Graduellement, tu te laisseras aller aux sensations qui rehaussent ton excitation sexuelle sur le chemin de la quête de l’orgasme. Pour y arriver, reste centrée sur tout ce qui alimente ton excitation sexuelle. Il s’agit principalement de rester concentrée sur tes sensations corporelles et que tes pensées soient de nature excitante.
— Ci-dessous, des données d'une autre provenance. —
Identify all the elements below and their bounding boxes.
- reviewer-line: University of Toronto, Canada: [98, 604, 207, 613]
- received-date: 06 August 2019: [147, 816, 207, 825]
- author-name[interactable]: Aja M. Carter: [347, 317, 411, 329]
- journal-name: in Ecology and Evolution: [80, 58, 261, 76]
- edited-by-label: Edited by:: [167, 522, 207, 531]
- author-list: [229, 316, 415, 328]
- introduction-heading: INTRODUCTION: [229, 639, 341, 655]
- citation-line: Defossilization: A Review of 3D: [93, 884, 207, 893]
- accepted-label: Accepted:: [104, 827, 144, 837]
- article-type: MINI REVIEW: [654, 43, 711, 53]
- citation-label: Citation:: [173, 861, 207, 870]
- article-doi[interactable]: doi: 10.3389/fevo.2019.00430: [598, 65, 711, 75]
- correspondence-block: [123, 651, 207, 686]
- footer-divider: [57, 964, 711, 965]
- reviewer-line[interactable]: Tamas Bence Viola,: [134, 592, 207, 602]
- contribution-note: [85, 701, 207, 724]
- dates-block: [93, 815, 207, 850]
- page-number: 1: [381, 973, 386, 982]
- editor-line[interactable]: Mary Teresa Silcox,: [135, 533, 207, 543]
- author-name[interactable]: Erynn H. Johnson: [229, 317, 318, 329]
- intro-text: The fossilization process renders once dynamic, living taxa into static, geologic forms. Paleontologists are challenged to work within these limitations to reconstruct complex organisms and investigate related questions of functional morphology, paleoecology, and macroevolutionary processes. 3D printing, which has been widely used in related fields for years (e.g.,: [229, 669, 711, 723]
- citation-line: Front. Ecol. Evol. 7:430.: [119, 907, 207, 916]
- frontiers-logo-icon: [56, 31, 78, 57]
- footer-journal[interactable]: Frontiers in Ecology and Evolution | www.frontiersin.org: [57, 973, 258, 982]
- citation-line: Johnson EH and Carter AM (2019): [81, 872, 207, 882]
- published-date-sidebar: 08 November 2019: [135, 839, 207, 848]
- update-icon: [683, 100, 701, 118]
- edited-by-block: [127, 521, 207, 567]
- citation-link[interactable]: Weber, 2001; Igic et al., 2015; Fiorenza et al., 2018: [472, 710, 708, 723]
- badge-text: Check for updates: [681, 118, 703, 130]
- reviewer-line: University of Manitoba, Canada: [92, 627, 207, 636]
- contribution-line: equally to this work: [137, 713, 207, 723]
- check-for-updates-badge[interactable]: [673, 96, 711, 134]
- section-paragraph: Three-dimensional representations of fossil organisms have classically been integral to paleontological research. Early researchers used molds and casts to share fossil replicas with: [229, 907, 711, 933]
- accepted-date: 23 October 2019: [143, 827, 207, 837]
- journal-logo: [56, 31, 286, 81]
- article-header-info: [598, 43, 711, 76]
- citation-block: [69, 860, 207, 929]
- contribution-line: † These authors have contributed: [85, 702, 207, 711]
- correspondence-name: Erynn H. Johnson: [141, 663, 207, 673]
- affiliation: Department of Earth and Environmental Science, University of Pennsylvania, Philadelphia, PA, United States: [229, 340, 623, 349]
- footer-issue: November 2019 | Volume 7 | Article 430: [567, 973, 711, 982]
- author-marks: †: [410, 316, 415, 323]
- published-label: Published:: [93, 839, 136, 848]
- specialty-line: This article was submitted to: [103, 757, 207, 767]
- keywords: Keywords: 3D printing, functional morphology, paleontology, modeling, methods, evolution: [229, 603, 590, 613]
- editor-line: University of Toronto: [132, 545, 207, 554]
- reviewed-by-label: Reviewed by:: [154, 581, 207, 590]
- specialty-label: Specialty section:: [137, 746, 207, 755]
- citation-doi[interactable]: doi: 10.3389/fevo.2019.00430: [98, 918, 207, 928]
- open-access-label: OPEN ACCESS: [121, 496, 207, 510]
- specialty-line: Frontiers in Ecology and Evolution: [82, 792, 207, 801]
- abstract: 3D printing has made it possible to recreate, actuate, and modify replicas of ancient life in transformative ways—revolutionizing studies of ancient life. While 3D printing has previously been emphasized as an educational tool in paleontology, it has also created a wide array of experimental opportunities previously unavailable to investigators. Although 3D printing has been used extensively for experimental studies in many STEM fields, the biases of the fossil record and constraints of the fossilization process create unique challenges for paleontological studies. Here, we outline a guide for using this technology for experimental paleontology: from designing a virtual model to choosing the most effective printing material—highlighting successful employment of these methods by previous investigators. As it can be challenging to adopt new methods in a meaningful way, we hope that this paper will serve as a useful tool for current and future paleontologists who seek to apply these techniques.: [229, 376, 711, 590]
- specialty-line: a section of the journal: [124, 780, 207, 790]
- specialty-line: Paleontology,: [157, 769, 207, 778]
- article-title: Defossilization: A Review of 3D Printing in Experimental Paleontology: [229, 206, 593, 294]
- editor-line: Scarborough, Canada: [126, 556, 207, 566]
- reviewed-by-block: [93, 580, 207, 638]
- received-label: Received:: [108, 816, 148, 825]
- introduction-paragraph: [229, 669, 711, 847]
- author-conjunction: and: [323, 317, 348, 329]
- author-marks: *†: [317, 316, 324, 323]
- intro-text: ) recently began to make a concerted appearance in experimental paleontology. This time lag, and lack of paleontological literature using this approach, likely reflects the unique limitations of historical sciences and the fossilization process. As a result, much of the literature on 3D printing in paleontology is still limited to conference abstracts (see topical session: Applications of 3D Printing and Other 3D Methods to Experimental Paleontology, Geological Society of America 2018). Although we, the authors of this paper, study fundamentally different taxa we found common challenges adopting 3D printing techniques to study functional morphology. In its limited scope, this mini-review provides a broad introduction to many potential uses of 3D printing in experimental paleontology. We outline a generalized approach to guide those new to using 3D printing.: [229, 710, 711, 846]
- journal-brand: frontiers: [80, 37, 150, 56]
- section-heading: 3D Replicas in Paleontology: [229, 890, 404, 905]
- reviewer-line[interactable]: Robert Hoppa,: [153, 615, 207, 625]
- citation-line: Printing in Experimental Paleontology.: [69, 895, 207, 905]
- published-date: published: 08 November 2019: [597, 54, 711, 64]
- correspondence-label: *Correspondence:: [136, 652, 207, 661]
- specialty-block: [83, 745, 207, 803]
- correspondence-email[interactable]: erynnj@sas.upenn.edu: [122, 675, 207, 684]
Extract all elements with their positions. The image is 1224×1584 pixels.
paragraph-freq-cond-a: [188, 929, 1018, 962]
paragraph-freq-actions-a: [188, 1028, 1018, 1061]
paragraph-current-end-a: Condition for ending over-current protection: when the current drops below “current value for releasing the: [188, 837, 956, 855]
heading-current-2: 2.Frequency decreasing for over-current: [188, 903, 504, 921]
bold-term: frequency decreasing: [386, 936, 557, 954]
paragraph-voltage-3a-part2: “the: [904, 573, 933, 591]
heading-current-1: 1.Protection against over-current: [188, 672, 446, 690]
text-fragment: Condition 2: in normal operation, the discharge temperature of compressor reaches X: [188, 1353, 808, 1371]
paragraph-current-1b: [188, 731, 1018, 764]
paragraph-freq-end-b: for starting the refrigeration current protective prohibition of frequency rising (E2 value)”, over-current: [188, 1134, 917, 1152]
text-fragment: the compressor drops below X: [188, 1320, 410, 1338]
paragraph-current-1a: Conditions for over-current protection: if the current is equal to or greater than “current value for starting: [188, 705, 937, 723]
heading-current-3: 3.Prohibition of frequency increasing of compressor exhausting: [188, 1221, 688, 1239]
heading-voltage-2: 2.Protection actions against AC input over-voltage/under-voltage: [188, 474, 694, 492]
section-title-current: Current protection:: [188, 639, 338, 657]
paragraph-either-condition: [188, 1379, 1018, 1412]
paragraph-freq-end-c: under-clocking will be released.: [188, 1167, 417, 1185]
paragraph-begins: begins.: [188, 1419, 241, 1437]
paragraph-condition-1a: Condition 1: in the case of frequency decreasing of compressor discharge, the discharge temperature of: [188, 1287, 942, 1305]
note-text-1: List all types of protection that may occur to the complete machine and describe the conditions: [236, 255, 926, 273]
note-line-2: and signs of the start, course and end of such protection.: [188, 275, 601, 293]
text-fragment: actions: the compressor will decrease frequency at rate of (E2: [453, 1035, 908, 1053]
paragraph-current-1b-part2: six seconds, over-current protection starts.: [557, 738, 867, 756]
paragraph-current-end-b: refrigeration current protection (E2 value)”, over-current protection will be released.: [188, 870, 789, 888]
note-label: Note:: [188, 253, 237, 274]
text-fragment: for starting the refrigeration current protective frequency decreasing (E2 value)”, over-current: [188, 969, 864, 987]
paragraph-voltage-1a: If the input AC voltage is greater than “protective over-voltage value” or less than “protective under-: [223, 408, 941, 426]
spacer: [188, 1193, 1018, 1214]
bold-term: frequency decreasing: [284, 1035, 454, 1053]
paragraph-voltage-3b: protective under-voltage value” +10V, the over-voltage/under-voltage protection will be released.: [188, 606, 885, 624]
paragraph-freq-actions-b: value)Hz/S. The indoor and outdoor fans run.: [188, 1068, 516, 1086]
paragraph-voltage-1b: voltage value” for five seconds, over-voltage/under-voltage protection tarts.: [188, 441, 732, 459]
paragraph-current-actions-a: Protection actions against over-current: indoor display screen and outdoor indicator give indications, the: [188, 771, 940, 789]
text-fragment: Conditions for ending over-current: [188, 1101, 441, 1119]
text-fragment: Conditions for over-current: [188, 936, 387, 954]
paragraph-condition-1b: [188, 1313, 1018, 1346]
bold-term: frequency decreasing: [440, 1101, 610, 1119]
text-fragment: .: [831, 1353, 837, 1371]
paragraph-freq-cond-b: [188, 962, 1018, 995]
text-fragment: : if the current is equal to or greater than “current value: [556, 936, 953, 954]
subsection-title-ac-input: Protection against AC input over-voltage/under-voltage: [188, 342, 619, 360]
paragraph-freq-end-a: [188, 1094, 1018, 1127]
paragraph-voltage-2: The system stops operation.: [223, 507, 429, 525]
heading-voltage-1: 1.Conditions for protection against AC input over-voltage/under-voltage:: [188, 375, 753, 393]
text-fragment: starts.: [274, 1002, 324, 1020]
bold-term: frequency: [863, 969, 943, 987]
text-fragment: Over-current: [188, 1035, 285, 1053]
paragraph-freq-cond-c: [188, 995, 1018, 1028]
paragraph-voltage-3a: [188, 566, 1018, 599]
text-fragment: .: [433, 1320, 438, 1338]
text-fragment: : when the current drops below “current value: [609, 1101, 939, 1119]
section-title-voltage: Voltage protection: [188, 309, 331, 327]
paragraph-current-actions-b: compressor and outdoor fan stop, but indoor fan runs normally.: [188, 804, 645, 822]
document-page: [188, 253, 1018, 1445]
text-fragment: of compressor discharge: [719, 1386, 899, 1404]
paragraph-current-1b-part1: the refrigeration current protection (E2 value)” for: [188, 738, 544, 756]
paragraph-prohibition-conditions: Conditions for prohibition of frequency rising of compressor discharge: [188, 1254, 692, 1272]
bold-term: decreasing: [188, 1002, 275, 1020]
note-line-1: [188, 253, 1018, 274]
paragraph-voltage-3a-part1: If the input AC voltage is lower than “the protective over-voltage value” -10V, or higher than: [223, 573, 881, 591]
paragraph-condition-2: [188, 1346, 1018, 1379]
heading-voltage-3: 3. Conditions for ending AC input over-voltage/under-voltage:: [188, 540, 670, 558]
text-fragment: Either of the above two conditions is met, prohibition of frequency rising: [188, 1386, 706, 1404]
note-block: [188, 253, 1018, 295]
Il est également essentiel d’être dans un état de détente. Si à un moment ou à un autre, tu te sens tendue ou stressée, fais des respirations profondes pour t’aider à te détendre. Il est possible que cet état soit relié au fait que tu t’es mise à avoir des pensées génératrices d’anxiété de performance. Des pensées telles que : je n’y arriverai pas, je suis nulle, je suis anormale, je suis bloquée, etc. ne sont pas des pensées excitantes. Ces pensées t’éloignent de ton but et viennent interférer sur ton excitation sexuelle qui diminue. Il est normal qu’au début tu sois portée à faire une sorte de course à l’orgasme, qui fait partie des causes de tes difficultés. Observe-toi et lorsque tu te rends compte que tu es en train d’être une spectatrice de tes réactions en n’ayant en tête que l’atteinte de l’orgasme, stoppe tes pensées. Tu vises à t’abandonner et non pas à t’analyser dans ta capacité de ressentir quelque chose. Recentre-toi alors sur tes sensations et des fantasmes excitants. Ne t’acharne pas. Il vaut mieux mettre un terme à ta session et reprendre cela une autre fois. N’oublie pas qu’il s’agit d’un apprentissage et qu’il te faut t’accueillir dans ton rythme.

 

Pour ce qui est de ta capacité à t’abandonner sexuellement avec un partenaire, tu seras peut-être plus en mesure d’y arriver après l’avoir vécu en solitaire, mais pas nécessairement. Lorsque tu auras à nouveau un partenaire, mets en pratique les mêmes choses qu’au cours de tes masturbations pour rester centrée sur ton excitation et sortir de ta tête. L’orgasme arrivera quand tu te sentiras suffisamment en confiance avec ton partenaire pour te laisser aller totalement.